Moradores do Wilton Paes de Almeida e outros tantos que vivem nas ruas da maior e mais rica metrópole brasileira guardavam documentos na sala de reuniões da igreja, que funcionava nos fundos do templo e não sofreu danos.

Os originais eram xerocados e guardados num cofre para eles circularem com as cópias. Numa cidade tão escassa de banheiros públicos, os da Igreja Evangélica Luterana do centro eram liberados para quem quisesse usá-los.

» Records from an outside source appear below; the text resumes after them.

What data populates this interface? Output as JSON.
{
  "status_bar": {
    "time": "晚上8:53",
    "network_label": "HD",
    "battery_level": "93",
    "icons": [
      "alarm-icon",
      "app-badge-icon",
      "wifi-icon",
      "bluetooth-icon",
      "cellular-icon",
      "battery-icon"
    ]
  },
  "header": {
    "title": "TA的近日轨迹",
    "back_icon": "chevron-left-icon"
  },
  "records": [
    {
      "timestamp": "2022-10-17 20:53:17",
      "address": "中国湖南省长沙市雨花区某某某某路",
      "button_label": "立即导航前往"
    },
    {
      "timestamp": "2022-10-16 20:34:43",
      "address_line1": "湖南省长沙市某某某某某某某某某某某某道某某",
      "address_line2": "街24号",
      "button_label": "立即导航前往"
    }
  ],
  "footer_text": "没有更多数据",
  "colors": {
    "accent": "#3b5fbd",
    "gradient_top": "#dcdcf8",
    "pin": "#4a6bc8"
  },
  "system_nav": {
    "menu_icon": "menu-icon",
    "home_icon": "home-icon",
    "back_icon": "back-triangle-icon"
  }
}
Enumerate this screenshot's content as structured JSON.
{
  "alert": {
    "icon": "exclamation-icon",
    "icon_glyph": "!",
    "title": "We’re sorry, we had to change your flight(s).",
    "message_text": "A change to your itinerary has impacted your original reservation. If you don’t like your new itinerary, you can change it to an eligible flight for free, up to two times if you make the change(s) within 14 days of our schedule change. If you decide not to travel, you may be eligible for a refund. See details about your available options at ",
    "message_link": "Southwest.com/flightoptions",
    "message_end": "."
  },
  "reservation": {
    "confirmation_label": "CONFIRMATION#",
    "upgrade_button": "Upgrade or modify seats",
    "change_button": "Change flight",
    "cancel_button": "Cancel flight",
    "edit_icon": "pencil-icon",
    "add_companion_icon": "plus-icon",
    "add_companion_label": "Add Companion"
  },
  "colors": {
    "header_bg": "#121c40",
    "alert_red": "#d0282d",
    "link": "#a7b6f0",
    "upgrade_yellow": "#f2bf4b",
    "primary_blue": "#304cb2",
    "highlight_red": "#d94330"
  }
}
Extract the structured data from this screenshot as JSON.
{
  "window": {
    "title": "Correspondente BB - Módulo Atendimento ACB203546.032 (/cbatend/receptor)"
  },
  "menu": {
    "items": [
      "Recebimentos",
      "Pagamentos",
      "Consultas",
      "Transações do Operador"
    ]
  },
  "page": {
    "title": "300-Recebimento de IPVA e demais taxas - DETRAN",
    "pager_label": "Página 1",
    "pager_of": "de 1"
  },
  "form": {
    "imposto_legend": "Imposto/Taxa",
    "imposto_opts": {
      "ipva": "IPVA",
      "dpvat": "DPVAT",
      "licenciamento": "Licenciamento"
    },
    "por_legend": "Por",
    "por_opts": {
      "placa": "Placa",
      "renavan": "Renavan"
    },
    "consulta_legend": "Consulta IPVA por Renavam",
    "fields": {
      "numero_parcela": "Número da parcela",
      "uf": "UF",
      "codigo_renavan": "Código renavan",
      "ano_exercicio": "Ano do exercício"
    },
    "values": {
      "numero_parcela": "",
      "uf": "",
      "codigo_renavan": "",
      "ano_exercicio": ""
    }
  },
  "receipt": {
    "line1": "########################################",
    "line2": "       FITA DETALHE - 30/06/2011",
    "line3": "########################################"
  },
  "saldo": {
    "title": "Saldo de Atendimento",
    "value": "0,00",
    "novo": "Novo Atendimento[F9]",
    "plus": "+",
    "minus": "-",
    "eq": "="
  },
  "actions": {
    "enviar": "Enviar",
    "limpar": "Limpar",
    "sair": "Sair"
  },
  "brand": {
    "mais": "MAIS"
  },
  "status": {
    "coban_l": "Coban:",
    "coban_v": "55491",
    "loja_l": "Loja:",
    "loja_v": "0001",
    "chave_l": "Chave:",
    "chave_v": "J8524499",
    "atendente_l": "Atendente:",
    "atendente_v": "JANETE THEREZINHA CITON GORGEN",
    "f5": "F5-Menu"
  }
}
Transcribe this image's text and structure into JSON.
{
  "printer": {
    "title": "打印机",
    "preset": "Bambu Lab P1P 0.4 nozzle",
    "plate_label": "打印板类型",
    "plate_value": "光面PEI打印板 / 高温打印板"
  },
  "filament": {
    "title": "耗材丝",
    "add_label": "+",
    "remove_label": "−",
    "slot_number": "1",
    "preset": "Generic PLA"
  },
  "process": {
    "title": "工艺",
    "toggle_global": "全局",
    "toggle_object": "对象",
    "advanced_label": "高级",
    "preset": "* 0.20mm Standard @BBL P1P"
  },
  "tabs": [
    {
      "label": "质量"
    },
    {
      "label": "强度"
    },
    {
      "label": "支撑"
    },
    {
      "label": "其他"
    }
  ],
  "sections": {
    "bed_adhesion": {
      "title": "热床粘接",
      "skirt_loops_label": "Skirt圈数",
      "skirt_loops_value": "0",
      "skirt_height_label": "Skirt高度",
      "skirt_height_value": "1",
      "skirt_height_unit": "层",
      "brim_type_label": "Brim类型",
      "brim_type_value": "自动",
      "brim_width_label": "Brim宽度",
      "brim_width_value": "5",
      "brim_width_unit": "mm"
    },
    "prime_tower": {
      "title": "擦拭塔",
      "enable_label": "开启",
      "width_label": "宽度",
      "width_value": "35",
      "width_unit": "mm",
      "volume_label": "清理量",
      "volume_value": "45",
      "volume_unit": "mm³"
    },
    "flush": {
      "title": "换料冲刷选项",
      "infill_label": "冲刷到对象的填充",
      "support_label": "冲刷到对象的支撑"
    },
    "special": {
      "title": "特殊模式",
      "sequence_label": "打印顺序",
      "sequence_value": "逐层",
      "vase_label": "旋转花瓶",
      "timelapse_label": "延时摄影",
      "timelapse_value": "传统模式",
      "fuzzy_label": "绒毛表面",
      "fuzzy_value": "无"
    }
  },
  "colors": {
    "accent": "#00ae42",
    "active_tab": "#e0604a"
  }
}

“Olhe para isso aqui”, aponta Ludwig em direção ao cenário que parece destruído por uma guerra. “Quantas vidas foram afetadas pelo descaso?”

Paralelamente à recuperação da igreja, abraçaram uma campanha para que ali, no lugar do edifício, seja construído um memorial. “Prédios, aqui não faltam, inclusive para abrigar essas pessoas que não têm um teto”, afirma o pastor.

Assim, os luteranos parecem estender o sentimento de esperança para o entorno da igreja. Mais que ansiarem pelos tradicionais cultos, às 10h15 de domingo, sonham ainda com o dia em que a cidade memorize os nomes das vítimas da tragédia, gravados, quem sabe, até mesmo nos celulares de curiosos.